2021年8月9日月曜日

塩屋日記 その4

台風9号は広島あたりを抜けるとの予想だったから神戸あたりは大した事にはならないと思っていたが昼前にはベランダから見える海は荒れており、おまけに満潮だったので狭いジャリ浜の塩屋浜も高波でそのジャリ浜も見えたり消えたりで激しく台風の影響をモロに受けていた。
 
一旦は台風も過ぎ去ったように見えたが、その後は一瞬静かになったがそれからは風のほうが強く、その風にあおられさらに波が強くなってきた。が、時は過ぎると先程の高潮もゆっくり下がって砂浜の幅が広がってきた。潮が引いてきたのだ。
 
雨が過ぎると午後から垂水の古い街喫茶店に行くと決めていたので、外の風はまだ少し荒れていたが雨は止んで傘の必要もない。鞄に喫茶店で過ごせるようにと、みうらじゅん著「清張地獄八景」の一冊と、いつ買ったか思い出せなく何年もテレビの横に飾っていただけの古いデジタルカメラとその解説書を入れ塩屋駅に向かった。
 
1枚目 台風の影響で荒れた塩屋浜。こうやって台風がきて、満潮に当たると浜に残された普段のゴミも狂った波で全て流されて明日の朝、ゴミ一つないきれいな砂浜になる。
 
2枚目 垂水の古い喫茶店「ブラジル」へ。スタバもドトールも大好きだが、昭和の時代をそのままに残す日本の大切な遺産である、いわゆる「昭和喫茶」がどうも落ち着く。僕のおばあちゃんは元町で「ウインナ」という喫茶店をしていた。
 
3枚目 今回のヒザの入院の2ヶ月はまあまあデカイ出来事に入る。生涯忘れることはない。童貞卒業、餃子屋開業、父になる、頭蓋骨骨折、大腿骨壊死。
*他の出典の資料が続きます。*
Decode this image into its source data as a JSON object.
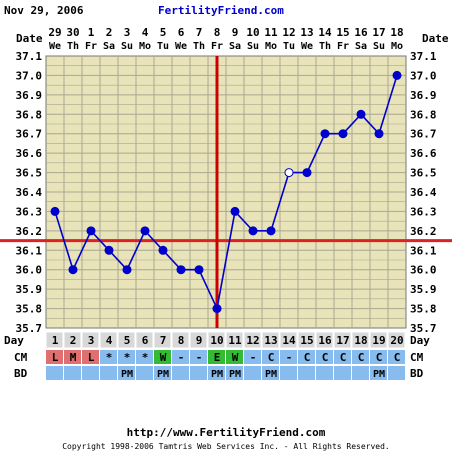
{
  "header": {
    "date": "Nov 29, 2006",
    "site": "FertilityFriend.com"
  },
  "footer": {
    "url": "http://www.FertilityFriend.com",
    "copyright": "Copyright 1998-2006 Tamtris Web Services Inc. - All Rights Reserved."
  },
  "colors": {
    "grid_bg": "#e8e3b8",
    "grid_line": "#a8a890",
    "temp_line": "#0000cc",
    "coverline": "#dd2222",
    "ovulation_line": "#cc0000",
    "header_text": "#0000cc",
    "label_text": "#000000",
    "day_row_bg": "#d8d8d8",
    "cm_bg": "#88bbee",
    "cm_L": "#e07070",
    "cm_W": "#33bb33",
    "cm_E": "#33bb33"
  },
  "chart_data": {
    "type": "line",
    "row_labels": {
      "date": "Date",
      "day": "Day",
      "cm": "CM",
      "bd": "BD"
    },
    "dates": [
      "29",
      "30",
      "1",
      "2",
      "3",
      "4",
      "5",
      "6",
      "7",
      "8",
      "9",
      "10",
      "11",
      "12",
      "13",
      "14",
      "15",
      "16",
      "17",
      "18"
    ],
    "weekdays": [
      "We",
      "Th",
      "Fr",
      "Sa",
      "Su",
      "Mo",
      "Tu",
      "We",
      "Th",
      "Fr",
      "Sa",
      "Su",
      "Mo",
      "Tu",
      "We",
      "Th",
      "Fr",
      "Sa",
      "Su",
      "Mo"
    ],
    "days": [
      "1",
      "2",
      "3",
      "4",
      "5",
      "6",
      "7",
      "8",
      "9",
      "10",
      "11",
      "12",
      "13",
      "14",
      "15",
      "16",
      "17",
      "18",
      "19",
      "20"
    ],
    "temperatures": [
      36.3,
      36.0,
      36.2,
      36.1,
      36.0,
      36.2,
      36.1,
      36.0,
      36.0,
      35.8,
      36.3,
      36.2,
      36.2,
      36.5,
      36.5,
      36.7,
      36.7,
      36.8,
      36.7,
      37.0
    ],
    "open_points": [
      14
    ],
    "yticks": [
      "37.1",
      "37.0",
      "36.9",
      "36.8",
      "36.7",
      "36.6",
      "36.5",
      "36.4",
      "36.3",
      "36.2",
      "36.1",
      "36.0",
      "35.9",
      "35.8",
      "35.7"
    ],
    "ylim": [
      35.7,
      37.1
    ],
    "coverline": 36.15,
    "ovulation_day": 10,
    "cm": [
      "L",
      "M",
      "L",
      "*",
      "*",
      "*",
      "W",
      "-",
      "-",
      "E",
      "W",
      "-",
      "C",
      "-",
      "C",
      "C",
      "C",
      "C",
      "C",
      "C"
    ],
    "bd": [
      "",
      "",
      "",
      "",
      "PM",
      "",
      "PM",
      "",
      "",
      "PM",
      "PM",
      "",
      "PM",
      "",
      "",
      "",
      "",
      "",
      "PM",
      ""
    ],
    "grid": true
  }
}
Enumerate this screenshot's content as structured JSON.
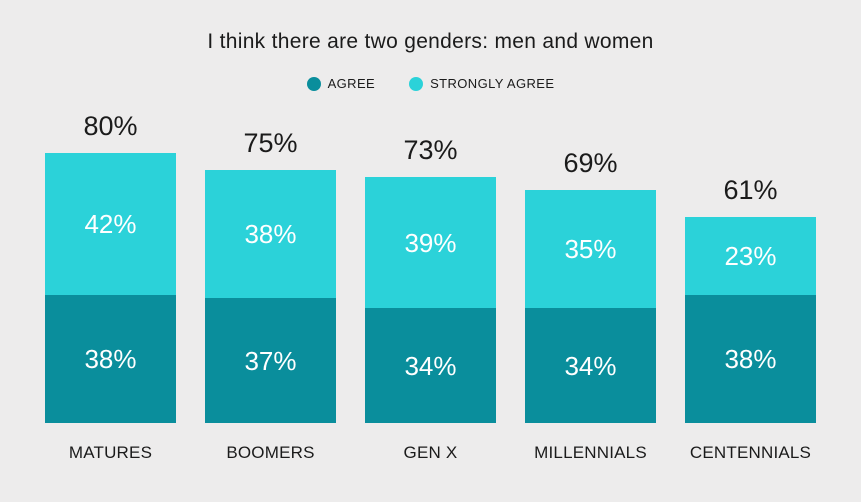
{
  "chart": {
    "title": "I think there are two genders: men and women",
    "legend": [
      {
        "label": "AGREE",
        "color": "#0a8e9c"
      },
      {
        "label": "STRONGLY AGREE",
        "color": "#2bd2d9"
      }
    ]
  },
  "chart_data": {
    "type": "bar",
    "stacked": true,
    "title": "I think there are two genders: men and women",
    "categories": [
      "MATURES",
      "BOOMERS",
      "GEN X",
      "MILLENNIALS",
      "CENTENNIALS"
    ],
    "series": [
      {
        "name": "AGREE",
        "color": "#0a8e9c",
        "values": [
          38,
          37,
          34,
          34,
          38
        ]
      },
      {
        "name": "STRONGLY AGREE",
        "color": "#2bd2d9",
        "values": [
          42,
          38,
          39,
          35,
          23
        ]
      }
    ],
    "totals": [
      80,
      75,
      73,
      69,
      61
    ],
    "value_suffix": "%",
    "xlabel": "",
    "ylabel": "",
    "ylim": [
      0,
      100
    ],
    "grid": false,
    "legend_position": "top",
    "background": "#edecec",
    "text_color": "#1b1b1b",
    "bar_value_text_color": "#ffffff"
  }
}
俺の中の人生ビッグイベント。その大きな出来事をある意味とても大切にしたい。その出来事をいつも思い出せるようにと入院中考えていた。じゃいつも身につけているものと言えば腕時計なんで、ホンマはロレックスのデイトナやけどそんなん買えるわけないのでセイコーのプロスペックを入院中暇やからスマホで物色してた。14万くらいするやつ。でも結局買ったのはヤフオクで1万八千円の80'Sのセイコーの中古。今の最新の洗礼されたデザインより、この無骨な柔らかみのあるレトロな輝きがいい。誰がはめていたのか分からないこの中古。これからは俺と道中するんだぞと。時刻の丸のアクセントが可愛い。
 
4枚目 いつ買ったかわからない自宅にあったデジカメ。オリンパスで、たしかPENのデジカメの初期の作やと思う。これも中古で確か9000円くらいやった。ボディのアルミ調にグッときて一万以下やったから。買って一回も使ってない。今はゆっくり時間はある。この際、説明書をじっくり読んで使い方を勉強しようと。今、振り返ればオリンパスのPENを選んで我ながらよかったなと思う。
 
5枚目 今回から入院中に読んだ本5選を紹介しようと思う。人の性格と選ぶ本の関係性を知りたい。本はその人の鏡なのか?
 
第1冊目 中年おじさん俳優、松重豊の「空洞のなかみ」
 
孤独のグルメの番組で知った松重豊。たまたま京都駅前の大垣書店で見つけなにげに購入。第1節の京都の太秦あたりが舞台の表現がいい。主人公は東京の俳優。京都で育った人じゃない京都の描写の文に共感する。夕立で濡れる太秦の路面が目に浮かぶ。実はその太秦に行ったことないのだが、うずまさ、とう地名が京都丸出しでいい。入院中、西宮の浜沿いの病院だったので、移住した京都の街が遠くに思う。後半のエッセイも、オマケ感があり飽きない一冊でした。
 
気に入った本は、御守りみたいに常に所持している派。